The National Mapping Programme in Norfolk
The National Mapping Programme (NMP) is an English Heritage initiative, which aims to identify, map and interpret all archaeological sites throughout England visible on aerial photographs. The aim of the programme is to gain an understanding and to provide a synthesis of past human settlement and activity from the Neolithic period to the 20th century. Sixty-four NMP projects are currently either completed or underway, with 40.9% of the country already mapped. Further details of all of these projects can be found at the English Heritage website.
The Norfolk NMP uses a variety of aerial photographs, including the approximately 86,000 aerial photographs in the Norfolk Air Photograph Library. The National Monuments Record collection (held at Swindon), Cambridge University aerial photographs from the Unit for Landscape Modelling and vertical photography from Norfolk County Council are amongst the other sources consulted.
Since 2001, the Norfolk NMP team has mapped approximately 39% of Norfolk, recording almost 9,000 archaeological sites, around 50% of which had not previously been recorded. This has created an archaeological map covering over 2,150 sq km. The areas covered include the coast, the Broads, selected areas of Norfolk’s aggregate-bearing landscapes and the Growth Points of Norwich and Thetford along with the interlinking A11 corridor. The project team are currently working in Suffolk, assessing Lothingland, Greater Lowestoft and North Suffolk Coast and Heaths AONB.

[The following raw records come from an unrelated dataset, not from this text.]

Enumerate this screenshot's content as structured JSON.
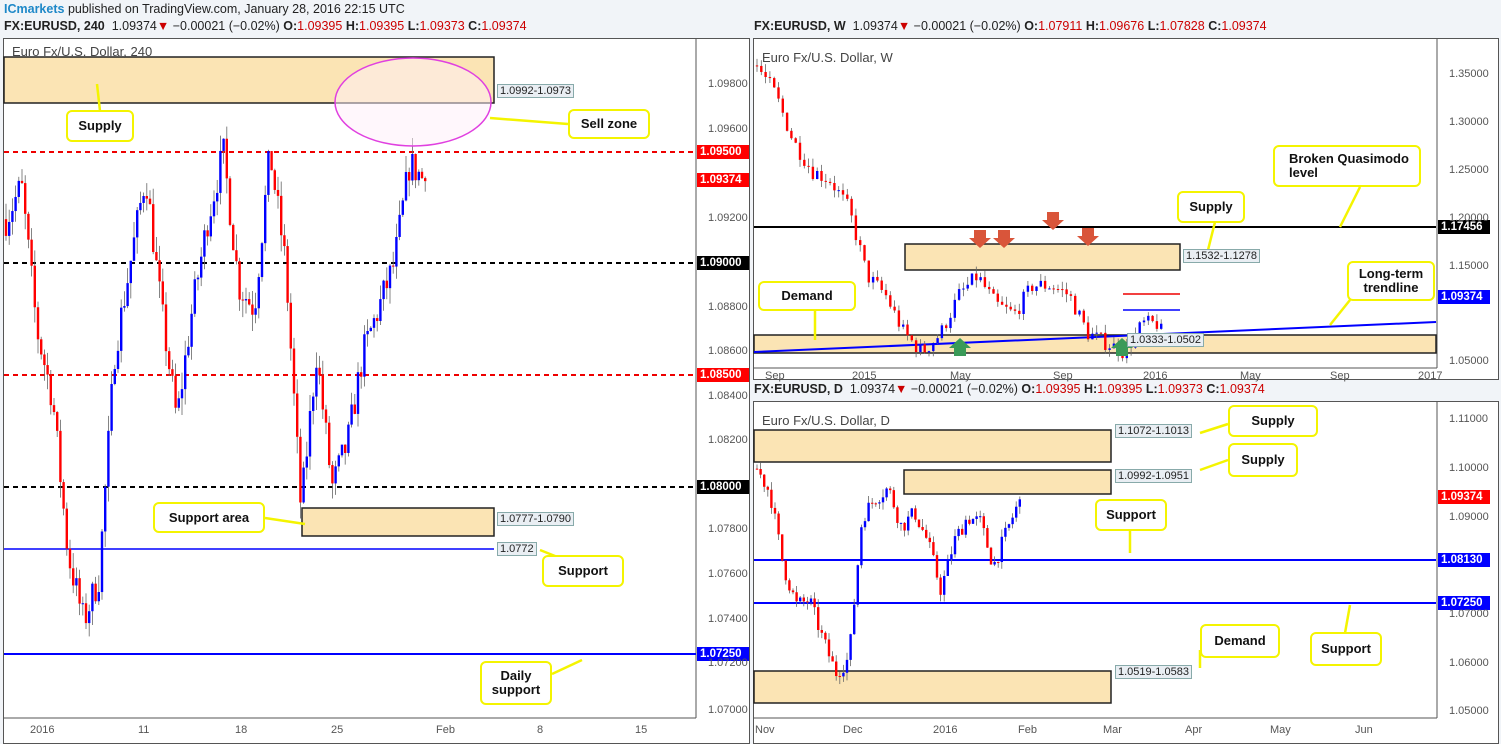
{
  "publisher": {
    "name": "ICmarkets",
    "text": "published on TradingView.com, January 28, 2016 22:15 UTC"
  },
  "charts": [
    {
      "symbol": "FX:EURUSD, 240",
      "last": "1.09374",
      "change": "−0.00021 (−0.02%)",
      "o": "1.09395",
      "h": "1.09395",
      "l": "1.09373",
      "c": "1.09374",
      "title": "Euro Fx/U.S. Dollar, 240"
    },
    {
      "symbol": "FX:EURUSD, W",
      "last": "1.09374",
      "change": "−0.00021 (−0.02%)",
      "o": "1.07911",
      "h": "1.09676",
      "l": "1.07828",
      "c": "1.09374",
      "title": "Euro Fx/U.S. Dollar, W"
    },
    {
      "symbol": "FX:EURUSD, D",
      "last": "1.09374",
      "change": "−0.00021 (−0.02%)",
      "o": "1.09395",
      "h": "1.09395",
      "l": "1.09373",
      "c": "1.09374",
      "title": "Euro Fx/U.S. Dollar, D"
    }
  ],
  "colors": {
    "up": "#0000ff",
    "down": "#ff0000",
    "zone": "#fbe4b4",
    "callout_border": "#f4f400"
  },
  "chart_data": [
    {
      "type": "candlestick",
      "timeframe": "240",
      "ylim": [
        1.0695,
        1.0995
      ],
      "y_ticks": [
        "1.09800",
        "1.09600",
        "1.09200",
        "1.08800",
        "1.08600",
        "1.08400",
        "1.08200",
        "1.07800",
        "1.07600",
        "1.07400",
        "1.07200",
        "1.07000"
      ],
      "x_ticks": [
        "2016",
        "11",
        "18",
        "25",
        "Feb",
        "8",
        "15"
      ],
      "close_path": [
        1.092,
        1.0935,
        1.087,
        1.084,
        1.077,
        1.074,
        1.076,
        1.086,
        1.09,
        1.094,
        1.088,
        1.083,
        1.088,
        1.092,
        1.095,
        1.089,
        1.088,
        1.095,
        1.09,
        1.079,
        1.086,
        1.08,
        1.082,
        1.086,
        1.088,
        1.09,
        1.0945,
        1.0937
      ],
      "levels": [
        {
          "price": "1.09500",
          "style": "red-dashed"
        },
        {
          "price": "1.09000",
          "style": "black-dashed"
        },
        {
          "price": "1.08500",
          "style": "red-dashed"
        },
        {
          "price": "1.08000",
          "style": "black-dashed"
        },
        {
          "price": "1.07250",
          "style": "blue"
        }
      ],
      "current_price": "1.09374",
      "zones": [
        {
          "label": "1.0992-1.0973"
        },
        {
          "label": "1.0777-1.0790"
        }
      ],
      "support_line": "1.0772",
      "annotations": [
        "Supply",
        "Sell zone",
        "Support area",
        "Support",
        "Daily support"
      ]
    },
    {
      "type": "candlestick",
      "timeframe": "W",
      "ylim": [
        1.03,
        1.37
      ],
      "y_ticks": [
        "1.35000",
        "1.30000",
        "1.25000",
        "1.20000",
        "1.15000",
        "1.05000"
      ],
      "x_ticks": [
        "Sep",
        "2015",
        "May",
        "Sep",
        "2016",
        "May",
        "Sep",
        "2017"
      ],
      "close_path": [
        1.36,
        1.33,
        1.28,
        1.25,
        1.24,
        1.21,
        1.14,
        1.12,
        1.08,
        1.06,
        1.08,
        1.12,
        1.14,
        1.11,
        1.1,
        1.13,
        1.13,
        1.12,
        1.08,
        1.07,
        1.06,
        1.09,
        1.09
      ],
      "levels": [
        {
          "price": "1.17456",
          "style": "black"
        }
      ],
      "current_price": "1.09374",
      "zones": [
        {
          "label": "1.1532-1.1278"
        },
        {
          "label": "1.0333-1.0502"
        }
      ],
      "annotations": [
        "Broken Quasimodo level",
        "Supply",
        "Long-term trendline",
        "Demand"
      ]
    },
    {
      "type": "candlestick",
      "timeframe": "D",
      "ylim": [
        1.046,
        1.114
      ],
      "y_ticks": [
        "1.11000",
        "1.10000",
        "1.09000",
        "1.07000",
        "1.06000",
        "1.05000"
      ],
      "x_ticks": [
        "Nov",
        "Dec",
        "2016",
        "Feb",
        "Mar",
        "Apr",
        "May",
        "Jun"
      ],
      "close_path": [
        1.1,
        1.095,
        1.08,
        1.072,
        1.073,
        1.065,
        1.058,
        1.061,
        1.09,
        1.094,
        1.096,
        1.088,
        1.091,
        1.085,
        1.075,
        1.085,
        1.09,
        1.089,
        1.08,
        1.087,
        1.0937
      ],
      "levels": [
        {
          "price": "1.08130",
          "style": "blue"
        },
        {
          "price": "1.07250",
          "style": "blue"
        }
      ],
      "current_price": "1.09374",
      "zones": [
        {
          "label": "1.1072-1.1013"
        },
        {
          "label": "1.0992-1.0951"
        },
        {
          "label": "1.0519-1.0583"
        }
      ],
      "annotations": [
        "Supply",
        "Supply",
        "Support",
        "Support",
        "Demand"
      ]
    }
  ]
}
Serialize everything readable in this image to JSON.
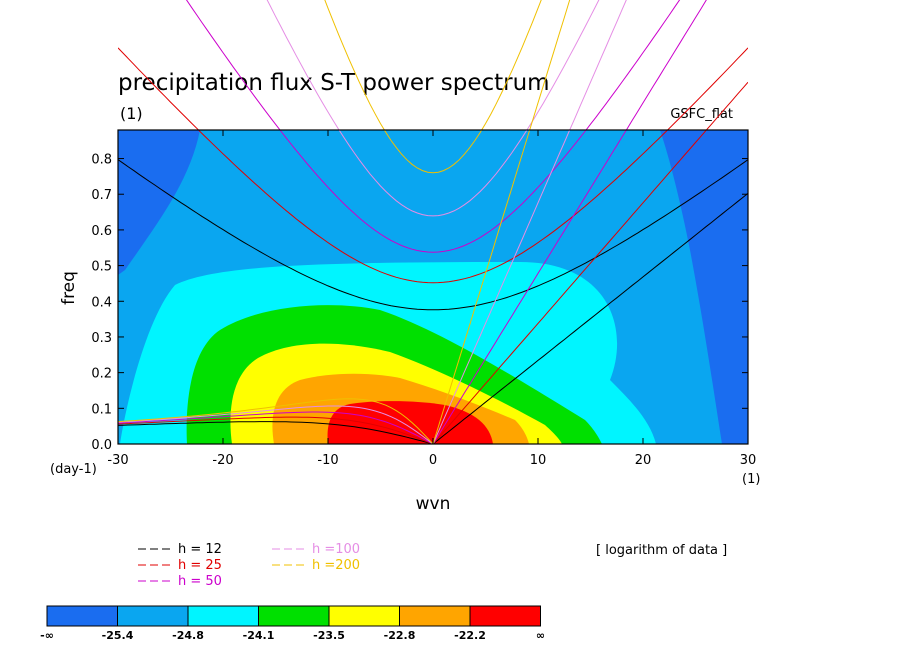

Copies of the reports produced during the Norfolk NMP projects looking at the archaeology of the coast and broads can be downloaded from the English Heritage website by following the links below:
The Archaeology of Norfolk's Coastal Zone by J. Albone, S. Massey & S. Tremlett (2007)
The Archaeology of Norfolk's Broads Zones by J. Albone, S. Massey & S. Tremlett (2007)
Sites recorded by the Norfolk NMP projects include Bronze Age burial mounds, Iron Age settlements, Roman camps, medieval villages and World War Two defences. The maps and records created by each project can be consulted via the Norfolk Historic Environment Record and this website.